Connecting from Claude Desktop
Generate an API key from the admin (Settings → API keys, prefix pak_), then add to your Claude Desktop config:
json
{
"mcpServers": {
"workeros": {
"command": "npx",
"args": ["-y", "@workeros/mcp-bridge"],
"env": {
"WORKEROS_URL": "https://your-instance.workeros.app",
"WORKEROS_API_KEY": "pak_..."
}
}
}
} | Tool | Does |
list_collections | Return the schema of every collection the API key can read |
read_items | Query a collection with the full filter / sort / pagination shape |
create_item / update_item / delete_item | Mutate items (permission-checked per call) |
read_file / upload_file | Read / write objects in storage |
describe_role | Pretty-print a role's permission rows + condition DSL |
Permissions
MCP traffic runs through requirePermission like any other call. Give the API key a narrow role if you don't want the IDE agent to be able to drop a table.
Tooling Advisor
Automated lint over schema, permissions, and configuration. Like ESLint, for your workspace.

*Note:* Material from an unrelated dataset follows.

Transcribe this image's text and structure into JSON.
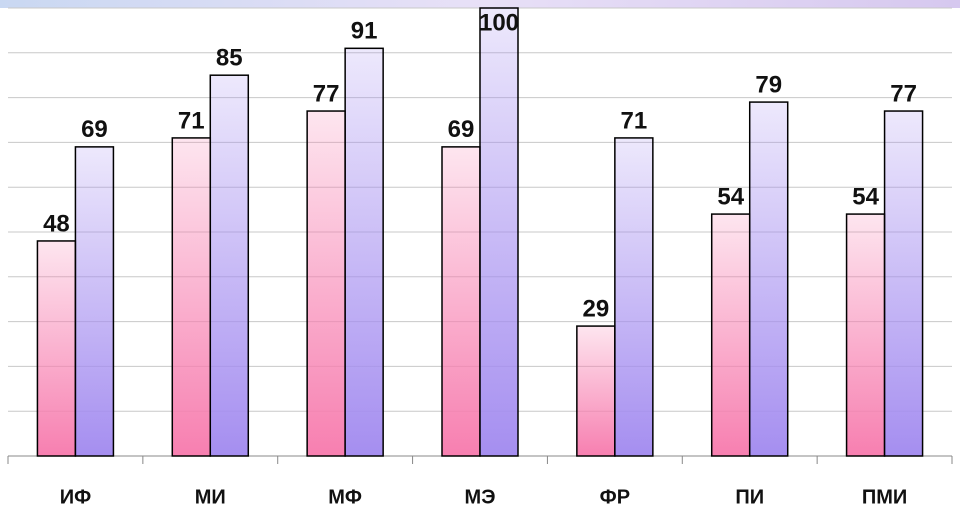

Advisor runs a set of static checks against your live workspace and surfaces findings in the admin (and via GET /api/admin/advisor). It is read-only — fixes are always proposed, never applied.
Categories
- Security — over-broad permissions, public-write collections, leaked secrets in flow definitions.
- Performance — missing indexes on frequently-filtered columns, sequential scans on large tables, JSON fields used in
filter. - Data integrity — nullable foreign keys without
ON DELETE rules, columns with mismatched types between collection metadata and physical table. - Hygiene — collections without any rows in 90 days, webhooks with consistently failing deliveries, API keys not used in 60+ days.
Score
The endpoint returns a numeric score in 0–100 alongside the finding list. Score weights are configurable in apps/web/src/server/services/advisor.ts — the default weighting puts security findings at 3× the impact of hygiene ones.